Wir antworteten nicht.

„Ich weiß,“ sagte die Alte, „ich weiß. Dessen Mutter wird auch lange warten.“ So sprechend, wandte sich ihr Gesicht wieder der Luke und der Landstraße zu. „Ich werde nicht länger mehr warten.“ sagte sie weiter und lächelte. „Seht Ihr dort – er kommt!“

So sprechend, stand sie auf und streckte den Arm der Straße entgegen. In demselben Augenblicke aber stürzte sie in den Stuhl zurück, und die Augen weit geöffnet, noch immer wartend und auslugend, saß sie da und – war todt.

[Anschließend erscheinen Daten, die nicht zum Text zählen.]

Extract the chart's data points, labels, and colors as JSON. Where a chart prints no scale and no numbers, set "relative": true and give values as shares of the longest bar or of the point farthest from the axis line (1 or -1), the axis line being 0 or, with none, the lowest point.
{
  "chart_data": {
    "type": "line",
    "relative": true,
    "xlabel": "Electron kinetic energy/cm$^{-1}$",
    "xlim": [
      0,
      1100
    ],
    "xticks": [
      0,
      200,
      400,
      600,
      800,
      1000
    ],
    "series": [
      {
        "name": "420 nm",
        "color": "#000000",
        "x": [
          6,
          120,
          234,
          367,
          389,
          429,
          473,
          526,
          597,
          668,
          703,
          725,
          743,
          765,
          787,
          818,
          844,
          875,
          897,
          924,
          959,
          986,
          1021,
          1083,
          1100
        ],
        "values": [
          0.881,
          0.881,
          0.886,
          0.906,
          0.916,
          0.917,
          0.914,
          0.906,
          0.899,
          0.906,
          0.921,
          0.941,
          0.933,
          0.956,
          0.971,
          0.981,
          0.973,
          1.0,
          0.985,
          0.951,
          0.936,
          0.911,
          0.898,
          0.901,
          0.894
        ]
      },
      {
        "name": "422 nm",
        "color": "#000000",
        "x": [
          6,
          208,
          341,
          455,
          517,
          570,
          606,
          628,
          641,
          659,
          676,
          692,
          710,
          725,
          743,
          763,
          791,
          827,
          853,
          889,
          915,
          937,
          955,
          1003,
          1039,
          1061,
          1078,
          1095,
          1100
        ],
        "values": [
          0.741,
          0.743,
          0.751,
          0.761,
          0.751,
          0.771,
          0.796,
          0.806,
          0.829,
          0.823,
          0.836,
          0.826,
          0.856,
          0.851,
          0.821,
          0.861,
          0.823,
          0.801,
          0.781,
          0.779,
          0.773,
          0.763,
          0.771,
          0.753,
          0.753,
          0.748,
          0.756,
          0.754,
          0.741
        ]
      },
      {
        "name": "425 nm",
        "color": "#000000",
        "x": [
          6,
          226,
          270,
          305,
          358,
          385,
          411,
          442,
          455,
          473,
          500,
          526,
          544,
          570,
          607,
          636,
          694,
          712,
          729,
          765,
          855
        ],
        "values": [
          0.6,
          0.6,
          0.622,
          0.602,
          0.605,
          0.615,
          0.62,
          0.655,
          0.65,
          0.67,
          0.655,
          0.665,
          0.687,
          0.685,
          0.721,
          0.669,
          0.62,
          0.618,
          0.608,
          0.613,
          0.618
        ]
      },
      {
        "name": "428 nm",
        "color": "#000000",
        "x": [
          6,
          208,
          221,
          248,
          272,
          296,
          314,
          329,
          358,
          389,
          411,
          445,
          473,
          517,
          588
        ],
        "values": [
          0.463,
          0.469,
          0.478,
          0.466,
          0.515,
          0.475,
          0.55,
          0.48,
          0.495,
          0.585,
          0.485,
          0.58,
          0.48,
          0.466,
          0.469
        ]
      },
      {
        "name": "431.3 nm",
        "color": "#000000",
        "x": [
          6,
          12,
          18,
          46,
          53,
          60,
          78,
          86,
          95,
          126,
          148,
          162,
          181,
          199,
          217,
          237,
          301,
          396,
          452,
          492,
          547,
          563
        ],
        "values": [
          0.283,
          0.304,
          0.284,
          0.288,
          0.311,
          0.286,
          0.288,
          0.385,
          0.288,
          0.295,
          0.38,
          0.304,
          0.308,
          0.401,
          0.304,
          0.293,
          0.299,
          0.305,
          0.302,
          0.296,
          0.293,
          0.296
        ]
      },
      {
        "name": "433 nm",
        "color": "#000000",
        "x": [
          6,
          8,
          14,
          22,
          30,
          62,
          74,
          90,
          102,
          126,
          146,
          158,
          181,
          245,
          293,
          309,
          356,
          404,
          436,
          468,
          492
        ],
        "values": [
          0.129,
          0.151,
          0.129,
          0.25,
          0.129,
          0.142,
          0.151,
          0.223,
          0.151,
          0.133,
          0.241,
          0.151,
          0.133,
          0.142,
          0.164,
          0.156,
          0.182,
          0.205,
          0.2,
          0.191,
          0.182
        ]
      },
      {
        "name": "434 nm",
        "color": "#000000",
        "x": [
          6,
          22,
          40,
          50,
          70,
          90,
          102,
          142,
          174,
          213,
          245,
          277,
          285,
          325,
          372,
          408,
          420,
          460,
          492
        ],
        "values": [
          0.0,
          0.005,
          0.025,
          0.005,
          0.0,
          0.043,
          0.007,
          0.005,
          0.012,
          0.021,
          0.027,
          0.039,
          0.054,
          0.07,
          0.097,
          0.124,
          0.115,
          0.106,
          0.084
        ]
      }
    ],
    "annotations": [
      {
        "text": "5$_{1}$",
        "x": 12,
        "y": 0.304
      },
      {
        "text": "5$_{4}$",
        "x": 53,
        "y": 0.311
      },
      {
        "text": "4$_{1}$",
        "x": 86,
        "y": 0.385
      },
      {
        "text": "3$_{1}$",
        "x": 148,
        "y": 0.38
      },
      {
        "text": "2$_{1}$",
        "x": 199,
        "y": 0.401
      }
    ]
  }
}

Wir blieben einen Tag länger, als unser Urlaub gestattete, um der guten Mutter Lene die letzte Ehre zu erweisen. Hoch zu Roß folgten wir ihrem Sarge. Helffreich hatte sich vom Pastor die Erlaubniß ausgebeten, an seiner Statt ihr die Grabrede zu halten. Aber er war noch nicht genug Pastor, und brachte vor Rührung kein Wort hervor.



  1. Unsere Braunschweiger Leser werden in Herrn Viebahn den Erzähler wohl ohne Namensänderung erkennen.
    D. Redact.

Anmerkungen (Wikisource)

  1. Die Mutmassung der Autorenschaft Eduard Viewegs wurde im Heft 26 zurück gezogen.